You are on page 1of 20

BAB I PENDAHULUAN

Pneumothorax adalah penumpukan dari udara yang bebas dalam dada diluar paru yang menyebabkan paru untuk mengempis. Spontaneous pneumothorax, juga dirujuk sebagai primary pneumothorax, terjadi pada ketidakhadiran dari luka trauma pada dada atau penyakit paru yang diketahui. Secondary (juga diistilahkan yang menyulitkan) pneumothorax terjadi sebagai akibat dari kondisi yang mendasarinya.Spontaneous pneumothorax mempengaruhi kira-kira 9,000 orang-orang setiap tahun di Amerika yang tidak mempunyai sejarah dari penyakit paru. Tipe dari pneumothorax ini adalah paling umum pada pria-pria yang berumur antara 20 dan 40 tahun, terutama pada pria-pria yang tinggi dan kurus. Merokok telah ditunjukan meningkatkan risiko untuk spontaneous pneumothorax.Spontaneous pneumothorax akan umumnya hilang dengan sendirinya tanpa perawatan. Secondary pneumothorax yang berhubungan dengan penyakit yang mendasarinya, bahkan ketika kecil, adalah jauh lebih serius dan membawa angka kematian sebesar 15%Angka kekambuhan untuk keduanya primary dan secondary pneumothorax adalah kira-kira 40%; kebanyakan kekambuhan terjadi dalam waktu 1.5 sampai dua tahun.

Laporan Kasus Seorang bayi usia 4 hari mengalami ikterus sejak usia 2 hari, lahir spontan ditolong bidan, dengan berat lahir 2200gram dan tidak langsung menangis. Pada pemeriksaan fisik didapatkan berat 2100 gram, sadar, tidak panas, ikterus di wajah sampai thoraks dan abdomen. Hasil pemeriksaan bilirubin total 16,5 mg/dl. Identitas: Nama Umur Alamat Identitas orang tua: Nama Ayah Pekerjaan Nama ibu Pekerjaan Anamnesis: Riwayat penyakit sekarang Riwayat keluarga Riwayat pengobatan Ibu konsumsi obat selama kehamilan? Riwayat DM ibu? Kelainan darah pada keluarga? Ikterus sejak kapan? Demam? ::::Alamat Ayah : : bayi X : 4 hari :-

Pekerjaan ibu : -

Riwayat penyakit ibu Riwayat persalinan Riwayat kelahiran Riwayat ASI Kesulitan dalam pemberian asi? Rutin?

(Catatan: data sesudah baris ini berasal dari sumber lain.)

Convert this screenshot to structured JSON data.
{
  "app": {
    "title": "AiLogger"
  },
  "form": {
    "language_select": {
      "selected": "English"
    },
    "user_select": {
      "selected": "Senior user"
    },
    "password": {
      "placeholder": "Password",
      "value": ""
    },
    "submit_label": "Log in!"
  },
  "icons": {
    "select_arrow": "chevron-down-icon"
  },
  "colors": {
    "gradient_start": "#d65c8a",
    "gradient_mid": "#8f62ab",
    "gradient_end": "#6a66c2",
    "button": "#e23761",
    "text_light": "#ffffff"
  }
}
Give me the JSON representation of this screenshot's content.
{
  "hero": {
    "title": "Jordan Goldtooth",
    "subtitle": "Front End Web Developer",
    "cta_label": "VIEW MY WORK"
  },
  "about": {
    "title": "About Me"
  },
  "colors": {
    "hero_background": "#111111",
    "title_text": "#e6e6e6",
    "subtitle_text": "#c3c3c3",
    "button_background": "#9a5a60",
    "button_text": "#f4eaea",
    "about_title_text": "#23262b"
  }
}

Pemeriksaan Fisik: o Sesak pada saat inspirasi o TB: 170 cm o Tensi 150/90 o Nadi :100x/menit o Suhu: 37,2 C o RR: 32x/menit o JVP: meningkat o Trachea deviasi kekanan Fisik Paru: Nampak Asimetri Kiri lebih cembung daripada yang kanan dan tertinggal saat pergerakan nafas Fremitus melemah ICS melebar Hipersonor dan suara nafas menghilang Tidak terdengar rales atau mengi

Pemeriksaan Penunjang: 1. EKG: QRS axis dan precordial gelombang T mirip IMA

2. Foto Thorax: Trachea deviasi kearah kanan akibat dari desakan dari udara paru kiri Gambaran lusen mengisi seluruh ruang paru kiri bahkan terdapat herniasi kearah kontralateral sehingga gambaran jantung juga menghilang Lengkungan diafragma kiri hamper menghilang dan letak rendah.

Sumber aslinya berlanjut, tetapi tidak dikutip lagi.